Odnośnik do komentarza
Udostępnij na innych stronach

Dziś zrobiłem 64 km z czego 6 to ścieżka rowerowa, 10 km las po dużych deszczach i masie piachu a reszta to asfalt raz lepszy raz gorszy dziurawy, wszystko to jednym rowerem MTB i jedynym moim problemem było siodełko od którego jeszcze się nie przyzwyczaiłem. Malo tego były ze mną 2 kobiety na typowych prostych wiejskich rowerach i co najważniejsze też dały rade bez jakiś większych problemów, trasę pokonaliśmy w około 3,5 - 4 godziny. Po takim sprawdzianie wiem że inny rower nie jest mi potrzebny.

Odnośnik do komentarza
Udostępnij na innych stronach

Co jest do wszystkiego jest do niczego. Taka prawda.

 

Nie do końca się z tym zgodzę, dlatego wcześniej napisałem, że zależy jak kto jeździ.

 

Moje zdanie jest takie: MTB jest bardziej uniwersalne PONIEWAŻ jest wytrzymalsze. Rower MTB na szosie pojedzie całkiem nieźle i w terenie sobie poradzi świetnie. Szosówka - owszem jest wygodniejsza na asfalt ale jest bardziej "krucha" i już praktycznie w żaden teren nie warto nią wjeżdżać - bo owszem da się. To taka moja krótka opinia dlaczego w Polsce jeździ więcej rowerów MTB. Założenie slicków ok. 1,4" do MTB też daje wiele korzyści natomiast założenie terenowych opon 2,1" do szosówki jest już raz, że raczej niemożliwe/niebezpieczne, dwa, że rower nie sprawdzi się z powodu swojej konstrukcji.

 

Jeżeli jeździsz agresywnie, szybko, tresujesz to potrzebujesz specjalizowanego sprzętu na dany teren. I nie ważne jaki szpagat zrobisz i w którą stronę, z szosówki nie zrobisz MTB, ani odwrotnie. Dłubanie w sprzęcie i przekładanie kół/opon mija się z celem, ewentualnie jest dość dręczącą procedurą.

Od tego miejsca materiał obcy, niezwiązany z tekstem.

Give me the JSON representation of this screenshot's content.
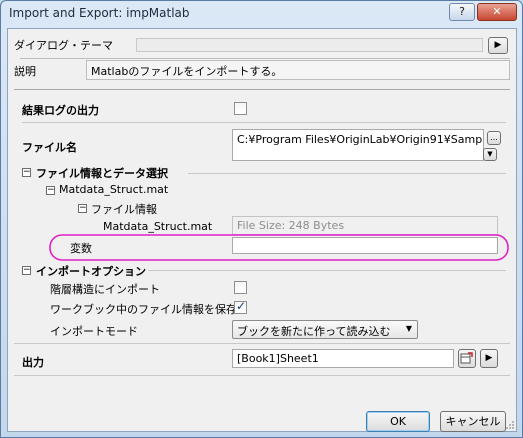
{
  "window": {
    "title": "Import and Export: impMatlab",
    "help_label": "?",
    "close_label": "✕"
  },
  "theme": {
    "label": "ダイアログ・テーマ",
    "value": "",
    "arrow": "▶"
  },
  "description": {
    "label": "説明",
    "text": "Matlabのファイルをインポートする。"
  },
  "log_output": {
    "label": "結果ログの出力",
    "checked": false
  },
  "filename": {
    "label": "ファイル名",
    "value": "C:¥Program Files¥OriginLab¥Origin91¥Samp",
    "browse_label": "...",
    "dropdown_arrow": "▼"
  },
  "file_info_section": {
    "label": "ファイル情報とデータ選択",
    "tree_root": "Matdata_Struct.mat",
    "tree_child": "ファイル情報",
    "info_key": "Matdata_Struct.mat",
    "info_value": "File Size: 248 Bytes",
    "variable_label": "変数",
    "variable_value": ""
  },
  "import_options": {
    "label": "インポートオプション",
    "hierarchical_label": "階層構造にインポート",
    "hierarchical_checked": false,
    "save_info_label": "ワークブック中のファイル情報を保存",
    "save_info_checked": true,
    "mode_label": "インポートモード",
    "mode_value": "ブックを新たに作って読み込む"
  },
  "output": {
    "label": "出力",
    "value": "[Book1]Sheet1"
  },
  "footer": {
    "ok_label": "OK",
    "cancel_label": "キャンセル"
  },
  "colors": {
    "highlight_ellipse": "#e020c8",
    "check_mark": "#1e3a6e"
  }
}
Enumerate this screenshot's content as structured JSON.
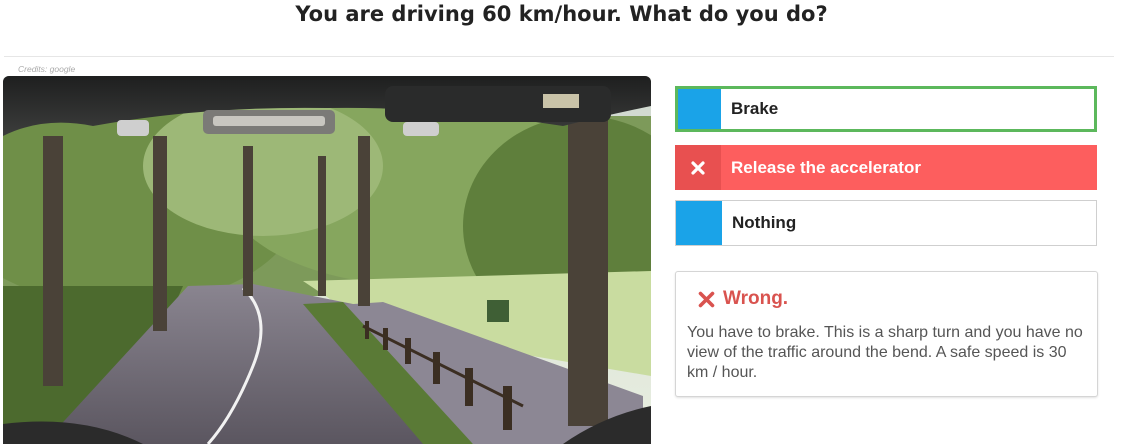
{
  "question": {
    "title": "You are driving 60 km/hour. What do you do?"
  },
  "image": {
    "credits": "Credits: google"
  },
  "options": [
    {
      "label": "Brake",
      "state": "correct"
    },
    {
      "label": "Release the accelerator",
      "state": "selected-wrong"
    },
    {
      "label": "Nothing",
      "state": "neutral"
    }
  ],
  "feedback": {
    "title": "Wrong.",
    "text": "You have to brake. This is a sharp turn and you have no view of the traffic around the bend. A safe speed is 30 km / hour."
  },
  "colors": {
    "marker_blue": "#1aa3e8",
    "correct_green": "#5cb85c",
    "wrong_red": "#fd5e5e",
    "wrong_text": "#d9534f"
  }
}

Jeżeli natomiast jeździ się spokojnie i dla relaksu (to też rzecz względna), nabywanie MTB i używanie go w warunkach miejskich/lekkiego terenu mija się z celem. Moim zdaniem niedogodności wynikające z poruszania się trekingiem po lekkim terenie są mniejsze niż MTB po szosie.

Trzeba mieć także na uwadze, że duża część ludzi poruszająca się na rowerach nie jest zaawansowana, wręcz powiem, że jest początkująca (lub nieco powyżej) i zwykle pozostająca na tym poziomie. Kupują rower taki, jaki poleci sprzedawca (któremu jest wszystko jedno co sprzeda, byle był przychód), lub jaki zobaczą na ulicy, a na ulicy króluje MTB. I moim zdaniem głównie moda dyktuje to, co widzimy na ulicy. Jan Kowalski widząc w większości MTB na ulicy idzie do sklepu i kupuje MTB... No i koło się zamyka.

Odnośnik do komentarza
Udostępnij na innych stronach

Pomijając kwestię komfortu itd jeśli chodzi o jazdę na szosówce w terenie czy jazdę MTB po szosie to j.w. napisałem. Rowery MTB są z reguły masywniejsze, wytrzymalsze, stworzone bardziej "do katowania" - DLATEGO właśnie jeśli ktoś się zastanawia nad wyborem roweru jeżdząć fifty fifty w terenie i szosie wybiera raczej MTB. Mając dobrą formę można utrzymać całkiem niezłą prędkość na takim rowerze. Na Crossie jeździ się dobrze, ale nie tak dobrze jak na szosie. Stąd napisałem, że jest do wszystkiego czyli do niczego. Ale może właśnie dla mnie. A dla ludzi, którzy lubią niedzielne przejażdżki po 30km jest ok.

Odnośnik do komentarza
Udostępnij na innych stronach

Ja sie wlasnie przesiadlem z szosy na mtb. Szosa na szosie jest odrobine lepsza ale zeby demonizowac tu odrazu absolutna nieprzydatnosc mtb do szosy. Mam zalorzone race kingi 2.2 i cisne za kolarkami. za grupa treningowa pro 2 osoby ostatnio pocisnalem kilka minut ale amatorow bez problemu trzymam. Kwestia opon i psychiki.

 

A co do tematu.

Pruszcz gdanski. Potwierdzam, w tym sezonie duzo szos.

Odnośnik do komentarza
Udostępnij na innych stronach

ja u mnie czyli w Płocku zauważyłem, że coraz więcej ludzi jeździ rowerami lepszej klasy kellys, kross. Głównie MTB.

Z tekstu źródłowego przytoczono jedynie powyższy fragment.